Preparation of monolithic polymer columns with homogeneous structure via photoinitiated thiol-yne click polymerization and their application in separation of small molecules.

Abstract

Two monolithic polymer columns were directly prepared in the UV-transparent fused-silica capillaries via photoinitiated thiol-yne click polymerization of 1,7-octadiyne (ODY) with a dithiol (1,6-hexanedithiol, 2SH) or a tetrathiol (pentaerythriol tetrakis(3-mercaptopropionate), 4SH) within 15 min. The rapid polymerization provided a time-saving approach to optimize preparation conditions. Then, two porogenic systems of diethylene glycol diethyl ether (DEGDE)/tetrahydrofuran (THF) and DEGDE/poly(ethylene glycol) (PEG, Mn = 200) were found to effectively control the porous structure of two kinds of polymeric monoliths (O2SH and O4SH), respectively. The almost disappearance of thiol and alkynyl vibrations (2560 and 2115 cm(-1), respectively) in infrared spectra and Raman spectra indicated a high conversion of the thiol-yne polymerization reaction. The thiol-yne polymerization was further proved by analyzing the energy-dispersive X-ray spectrum (EDS), MALDI-TOF mass spectrum, and elemental data.

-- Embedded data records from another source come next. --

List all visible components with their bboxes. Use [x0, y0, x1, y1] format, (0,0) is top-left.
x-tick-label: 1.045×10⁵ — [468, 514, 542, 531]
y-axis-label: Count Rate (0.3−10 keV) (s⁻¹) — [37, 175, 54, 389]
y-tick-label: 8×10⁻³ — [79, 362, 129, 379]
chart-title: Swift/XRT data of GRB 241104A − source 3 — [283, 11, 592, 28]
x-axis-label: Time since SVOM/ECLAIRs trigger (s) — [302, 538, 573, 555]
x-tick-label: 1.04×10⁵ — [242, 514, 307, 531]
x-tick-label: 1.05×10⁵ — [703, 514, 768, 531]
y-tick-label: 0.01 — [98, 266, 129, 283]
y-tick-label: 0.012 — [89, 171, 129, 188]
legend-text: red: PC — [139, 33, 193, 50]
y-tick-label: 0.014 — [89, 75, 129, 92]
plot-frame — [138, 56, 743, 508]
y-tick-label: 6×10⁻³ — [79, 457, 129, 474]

Scanning electron microscopy (SEM) images showed the monolithic polymer columns with homogeneous porous structure and macropore size of 0.5-1.0 μm, which facilitated the minimum plate heights of 10.0-12.0 μm for alkylbenzenes in reversed-phase liquid chromatography (RPLC). The low values of the A and C terms (<1.0 μm and <15.5 ms, respectively) in the van Deemter equation were similar to those obtained by some monolithic silica columns. The BSA tryptic digest was also separated on the monolithic polymer column by cLC-MS/MS. The result with 85% protein coverage was better than those given by some hybrid monolithic columns. The monolithic polymer columns were further applied for separation of phenols, natural products, and standard proteins and demonstrated satisfactory separation ability.